Crude oil prices resumed their slide after gaining earlier in the day on persistent oversupply worries and after the dollar hit a two-week high.
The central bank raised its benchmark rate by 25 basis points to between 0.25 percent and 0.50 percent, signaling confidence in the strength of the world's largest economy.
Global stocks surged on Fed Chair Janet Yellen's assurance that further tightening would be gradual and heavily dependent on inflation, which remained firmly below the central bank's 2 percent target.
"The markets have reversed from a higher opening, but that was to be expected after yesterday's surge," said Peter Cardillo, chief market economist at First Standard Financial in New York.
At 11:02 a.m. ET (1602 GMT), the Dow Jones industrial average was down 115.28 points, or 0.65 percent, at 17,633.81, the S&P 500 was down 16.71 points, or 0.81 percent, at 2,056.36 and the Nasdaq Composite index was down 29.91 points, or 0.59 percent, at 5,041.23.
All 10 major S&P sectors were lower, with the energy sector's 1.6 percent fall leading the decliners. Conocophilips was down 4 percent and was the biggest drag on the sector.
Exxon and Chevron were both down about 1 percent.
Newmont Mining was down 8 percent at $17.58 and was the biggest influence on the materials index's 1.25 percent decline.

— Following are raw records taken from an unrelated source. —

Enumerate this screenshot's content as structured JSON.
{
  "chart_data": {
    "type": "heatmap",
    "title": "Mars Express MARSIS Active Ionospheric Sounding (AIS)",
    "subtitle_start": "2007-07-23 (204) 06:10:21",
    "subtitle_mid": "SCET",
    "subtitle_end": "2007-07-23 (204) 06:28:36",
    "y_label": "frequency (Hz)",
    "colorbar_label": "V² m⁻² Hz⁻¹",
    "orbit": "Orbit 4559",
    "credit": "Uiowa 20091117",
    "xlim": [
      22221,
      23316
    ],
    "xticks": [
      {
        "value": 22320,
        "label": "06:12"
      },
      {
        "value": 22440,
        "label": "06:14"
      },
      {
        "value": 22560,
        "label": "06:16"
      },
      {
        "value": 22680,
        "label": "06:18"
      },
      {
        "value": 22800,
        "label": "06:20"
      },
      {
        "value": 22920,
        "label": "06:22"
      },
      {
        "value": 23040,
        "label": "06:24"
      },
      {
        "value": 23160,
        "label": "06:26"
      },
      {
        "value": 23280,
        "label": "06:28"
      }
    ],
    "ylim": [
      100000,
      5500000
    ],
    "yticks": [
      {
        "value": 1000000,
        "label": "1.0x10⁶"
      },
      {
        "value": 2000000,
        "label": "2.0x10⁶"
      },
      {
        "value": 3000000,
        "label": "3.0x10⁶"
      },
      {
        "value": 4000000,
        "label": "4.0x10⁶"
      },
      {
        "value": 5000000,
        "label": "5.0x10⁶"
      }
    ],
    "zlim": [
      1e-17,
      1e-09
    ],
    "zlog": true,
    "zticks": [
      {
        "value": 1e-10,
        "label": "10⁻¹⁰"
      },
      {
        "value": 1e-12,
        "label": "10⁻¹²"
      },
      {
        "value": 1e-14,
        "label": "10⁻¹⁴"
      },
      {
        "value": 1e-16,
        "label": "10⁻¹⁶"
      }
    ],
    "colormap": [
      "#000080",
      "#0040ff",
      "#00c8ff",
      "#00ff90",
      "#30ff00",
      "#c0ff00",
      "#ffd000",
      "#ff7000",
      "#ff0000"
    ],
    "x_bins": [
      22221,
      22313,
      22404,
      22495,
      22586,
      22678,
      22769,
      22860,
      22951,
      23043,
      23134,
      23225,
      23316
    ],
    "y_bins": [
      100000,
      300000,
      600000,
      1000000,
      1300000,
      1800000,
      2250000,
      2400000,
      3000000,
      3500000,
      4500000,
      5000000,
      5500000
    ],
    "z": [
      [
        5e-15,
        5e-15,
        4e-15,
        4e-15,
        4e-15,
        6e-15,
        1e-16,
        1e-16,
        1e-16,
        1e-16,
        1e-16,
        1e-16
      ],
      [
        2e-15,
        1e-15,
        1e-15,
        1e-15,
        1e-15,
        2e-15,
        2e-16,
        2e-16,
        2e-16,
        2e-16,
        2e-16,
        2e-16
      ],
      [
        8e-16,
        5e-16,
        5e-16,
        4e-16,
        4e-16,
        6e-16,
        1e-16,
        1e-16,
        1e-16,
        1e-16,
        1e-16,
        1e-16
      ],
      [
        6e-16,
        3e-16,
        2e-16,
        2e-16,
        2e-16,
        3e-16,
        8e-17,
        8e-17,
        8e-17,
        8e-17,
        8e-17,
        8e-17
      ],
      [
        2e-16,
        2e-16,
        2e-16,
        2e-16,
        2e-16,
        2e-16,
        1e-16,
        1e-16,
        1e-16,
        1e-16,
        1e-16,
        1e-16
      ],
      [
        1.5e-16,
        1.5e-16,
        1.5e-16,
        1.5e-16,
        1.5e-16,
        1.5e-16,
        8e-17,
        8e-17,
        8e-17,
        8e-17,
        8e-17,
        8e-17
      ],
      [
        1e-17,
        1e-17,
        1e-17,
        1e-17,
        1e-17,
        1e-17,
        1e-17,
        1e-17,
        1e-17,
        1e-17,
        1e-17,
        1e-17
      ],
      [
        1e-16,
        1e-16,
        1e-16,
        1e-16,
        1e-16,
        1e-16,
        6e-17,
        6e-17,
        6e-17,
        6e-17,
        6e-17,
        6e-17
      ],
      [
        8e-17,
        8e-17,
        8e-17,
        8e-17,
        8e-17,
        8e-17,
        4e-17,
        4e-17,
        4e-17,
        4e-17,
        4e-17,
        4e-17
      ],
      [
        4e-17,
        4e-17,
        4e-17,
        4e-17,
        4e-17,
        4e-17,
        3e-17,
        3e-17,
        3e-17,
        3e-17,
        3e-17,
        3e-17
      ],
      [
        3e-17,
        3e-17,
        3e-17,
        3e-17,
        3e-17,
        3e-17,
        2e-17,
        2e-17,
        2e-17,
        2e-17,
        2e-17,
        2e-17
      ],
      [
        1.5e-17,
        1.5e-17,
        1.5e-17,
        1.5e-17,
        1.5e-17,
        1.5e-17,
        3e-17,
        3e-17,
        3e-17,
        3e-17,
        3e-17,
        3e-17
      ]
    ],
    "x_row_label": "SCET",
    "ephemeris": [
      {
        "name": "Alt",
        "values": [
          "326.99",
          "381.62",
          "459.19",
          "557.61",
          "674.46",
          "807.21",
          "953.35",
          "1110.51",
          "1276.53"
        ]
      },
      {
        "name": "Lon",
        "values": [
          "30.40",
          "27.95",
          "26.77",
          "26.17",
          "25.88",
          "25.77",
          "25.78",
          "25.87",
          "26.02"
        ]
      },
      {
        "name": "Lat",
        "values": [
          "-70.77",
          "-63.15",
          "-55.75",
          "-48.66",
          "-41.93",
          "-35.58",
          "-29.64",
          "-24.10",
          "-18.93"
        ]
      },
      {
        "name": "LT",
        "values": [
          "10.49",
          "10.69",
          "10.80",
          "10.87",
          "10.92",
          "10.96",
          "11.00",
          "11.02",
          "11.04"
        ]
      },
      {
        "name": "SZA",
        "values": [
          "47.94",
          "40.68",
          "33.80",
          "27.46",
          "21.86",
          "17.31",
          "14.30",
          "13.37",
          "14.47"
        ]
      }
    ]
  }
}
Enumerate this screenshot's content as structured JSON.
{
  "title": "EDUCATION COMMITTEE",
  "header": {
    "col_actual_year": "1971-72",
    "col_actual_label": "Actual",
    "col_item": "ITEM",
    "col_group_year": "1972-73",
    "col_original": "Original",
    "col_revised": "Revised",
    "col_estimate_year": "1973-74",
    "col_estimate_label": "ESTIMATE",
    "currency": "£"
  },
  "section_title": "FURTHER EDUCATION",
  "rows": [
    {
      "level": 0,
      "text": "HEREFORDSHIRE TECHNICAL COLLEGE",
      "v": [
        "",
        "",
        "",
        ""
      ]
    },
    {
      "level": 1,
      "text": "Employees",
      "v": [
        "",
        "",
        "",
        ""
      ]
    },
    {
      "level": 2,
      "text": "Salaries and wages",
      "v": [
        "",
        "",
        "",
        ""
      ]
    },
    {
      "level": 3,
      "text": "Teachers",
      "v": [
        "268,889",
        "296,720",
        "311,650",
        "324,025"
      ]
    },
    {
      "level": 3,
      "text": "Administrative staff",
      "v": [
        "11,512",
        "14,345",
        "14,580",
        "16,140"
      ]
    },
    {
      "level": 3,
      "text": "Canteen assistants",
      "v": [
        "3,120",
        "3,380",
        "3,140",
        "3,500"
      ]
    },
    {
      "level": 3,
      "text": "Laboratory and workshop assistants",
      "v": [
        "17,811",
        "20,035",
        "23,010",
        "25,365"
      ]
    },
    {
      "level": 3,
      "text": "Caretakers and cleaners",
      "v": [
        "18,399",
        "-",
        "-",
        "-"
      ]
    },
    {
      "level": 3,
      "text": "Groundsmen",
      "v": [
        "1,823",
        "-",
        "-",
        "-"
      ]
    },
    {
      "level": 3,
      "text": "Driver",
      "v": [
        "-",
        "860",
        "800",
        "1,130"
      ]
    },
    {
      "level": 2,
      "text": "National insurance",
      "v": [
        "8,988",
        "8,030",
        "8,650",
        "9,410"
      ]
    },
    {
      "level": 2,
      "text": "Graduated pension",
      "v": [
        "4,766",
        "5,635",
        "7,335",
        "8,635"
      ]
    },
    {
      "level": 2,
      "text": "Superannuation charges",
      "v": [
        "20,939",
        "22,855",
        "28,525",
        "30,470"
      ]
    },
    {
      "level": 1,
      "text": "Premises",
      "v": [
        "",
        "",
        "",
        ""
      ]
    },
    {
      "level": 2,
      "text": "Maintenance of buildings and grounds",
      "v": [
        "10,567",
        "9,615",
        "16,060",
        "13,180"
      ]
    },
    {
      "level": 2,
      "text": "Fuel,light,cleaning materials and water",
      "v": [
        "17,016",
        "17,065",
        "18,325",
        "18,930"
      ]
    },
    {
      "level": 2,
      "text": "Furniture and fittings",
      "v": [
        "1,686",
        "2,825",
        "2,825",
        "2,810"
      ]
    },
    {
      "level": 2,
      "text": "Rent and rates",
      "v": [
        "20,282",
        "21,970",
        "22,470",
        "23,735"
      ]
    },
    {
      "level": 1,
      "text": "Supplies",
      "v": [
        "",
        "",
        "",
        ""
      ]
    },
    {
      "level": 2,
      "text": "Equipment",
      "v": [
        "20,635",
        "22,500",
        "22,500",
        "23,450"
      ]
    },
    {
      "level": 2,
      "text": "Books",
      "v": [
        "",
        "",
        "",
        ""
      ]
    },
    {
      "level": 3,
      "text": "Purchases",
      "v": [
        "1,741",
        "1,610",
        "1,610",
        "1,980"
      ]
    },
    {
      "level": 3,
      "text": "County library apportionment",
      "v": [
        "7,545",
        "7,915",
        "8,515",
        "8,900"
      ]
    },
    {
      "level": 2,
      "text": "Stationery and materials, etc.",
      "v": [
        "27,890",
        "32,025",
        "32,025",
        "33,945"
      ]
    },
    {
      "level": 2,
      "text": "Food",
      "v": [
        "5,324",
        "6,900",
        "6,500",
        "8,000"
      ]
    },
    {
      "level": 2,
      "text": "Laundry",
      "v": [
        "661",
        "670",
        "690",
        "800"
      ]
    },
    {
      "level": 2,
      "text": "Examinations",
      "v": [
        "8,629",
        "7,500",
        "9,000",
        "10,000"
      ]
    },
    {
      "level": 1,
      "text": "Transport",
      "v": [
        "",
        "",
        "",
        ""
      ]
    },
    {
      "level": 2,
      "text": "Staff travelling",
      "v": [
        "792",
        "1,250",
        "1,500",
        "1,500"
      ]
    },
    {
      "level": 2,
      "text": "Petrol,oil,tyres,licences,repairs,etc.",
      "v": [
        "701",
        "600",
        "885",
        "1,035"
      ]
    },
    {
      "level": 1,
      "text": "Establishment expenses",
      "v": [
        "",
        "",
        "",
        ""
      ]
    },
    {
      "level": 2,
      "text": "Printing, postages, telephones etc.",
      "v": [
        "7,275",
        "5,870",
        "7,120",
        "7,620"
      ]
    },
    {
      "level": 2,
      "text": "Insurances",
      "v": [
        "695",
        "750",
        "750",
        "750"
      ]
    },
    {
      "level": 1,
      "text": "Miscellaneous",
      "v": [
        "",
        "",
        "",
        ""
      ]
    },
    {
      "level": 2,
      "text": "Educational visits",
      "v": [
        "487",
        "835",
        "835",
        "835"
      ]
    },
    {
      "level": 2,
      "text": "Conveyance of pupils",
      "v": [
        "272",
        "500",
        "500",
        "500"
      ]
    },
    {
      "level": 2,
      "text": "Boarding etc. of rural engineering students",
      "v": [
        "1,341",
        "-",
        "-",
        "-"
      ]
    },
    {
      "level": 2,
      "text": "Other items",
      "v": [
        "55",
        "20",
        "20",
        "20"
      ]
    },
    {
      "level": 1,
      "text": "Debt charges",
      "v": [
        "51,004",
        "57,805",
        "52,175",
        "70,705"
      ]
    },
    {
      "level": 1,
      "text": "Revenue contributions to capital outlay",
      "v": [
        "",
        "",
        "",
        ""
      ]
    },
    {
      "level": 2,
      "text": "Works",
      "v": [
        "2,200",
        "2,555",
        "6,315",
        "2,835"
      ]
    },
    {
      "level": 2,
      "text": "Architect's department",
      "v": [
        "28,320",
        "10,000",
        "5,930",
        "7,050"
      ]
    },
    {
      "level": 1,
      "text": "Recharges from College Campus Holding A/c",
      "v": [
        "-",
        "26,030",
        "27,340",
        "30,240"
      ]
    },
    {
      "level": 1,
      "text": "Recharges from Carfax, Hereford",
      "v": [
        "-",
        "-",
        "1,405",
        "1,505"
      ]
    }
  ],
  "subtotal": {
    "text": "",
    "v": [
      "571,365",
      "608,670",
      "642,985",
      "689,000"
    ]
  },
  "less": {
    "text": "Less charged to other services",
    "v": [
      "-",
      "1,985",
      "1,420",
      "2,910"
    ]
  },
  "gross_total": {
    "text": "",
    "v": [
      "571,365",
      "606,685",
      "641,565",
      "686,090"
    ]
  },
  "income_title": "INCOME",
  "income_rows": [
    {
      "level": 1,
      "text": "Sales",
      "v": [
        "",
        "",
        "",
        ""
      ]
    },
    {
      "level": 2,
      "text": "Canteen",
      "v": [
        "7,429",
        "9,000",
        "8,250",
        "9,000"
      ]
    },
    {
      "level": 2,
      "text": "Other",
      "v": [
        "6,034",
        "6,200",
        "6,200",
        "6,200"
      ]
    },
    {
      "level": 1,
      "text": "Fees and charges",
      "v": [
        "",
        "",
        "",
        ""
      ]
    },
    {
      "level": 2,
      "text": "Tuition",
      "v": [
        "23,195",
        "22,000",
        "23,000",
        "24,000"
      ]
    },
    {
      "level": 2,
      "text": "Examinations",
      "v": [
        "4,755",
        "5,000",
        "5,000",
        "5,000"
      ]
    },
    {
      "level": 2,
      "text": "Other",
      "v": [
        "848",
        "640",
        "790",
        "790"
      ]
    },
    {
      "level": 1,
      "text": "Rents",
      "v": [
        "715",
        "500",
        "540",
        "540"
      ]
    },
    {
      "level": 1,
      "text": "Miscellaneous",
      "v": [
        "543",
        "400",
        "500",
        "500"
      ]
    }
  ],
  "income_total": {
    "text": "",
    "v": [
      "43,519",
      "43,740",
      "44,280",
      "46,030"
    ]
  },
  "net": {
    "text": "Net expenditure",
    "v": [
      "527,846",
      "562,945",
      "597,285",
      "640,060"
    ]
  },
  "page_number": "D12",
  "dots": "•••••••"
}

General Mills was down 3.8 percent at $56.93 after its quarterly sales missed estimates.
Oracle was down 4.3 percent at $37.26 after its third-quarter profit forecast failed to impress investors.
Pandora was up 11.6 percent at $15 after the media-streaming company said new music royalty rates were "balanced".
FedEx was up 2.9 percent at $153.10 after it reported a better-than-expected quarterly profit.
Investors will now keep a weather eye on data to gauge the economy's capacity to withstand higher rates.
Data showed jobless claims fell to 271,000 last week, below 275,000 estimated, while third-quarter current account deficit expanded to $124.1 billion, the largest shortfall since the fourth quarter of 2008.
Declining issues outnumbered advancing ones on the NYSE by 1,841 to 1,098. On the Nasdaq, 1,530 issues fell and 1,119 fell.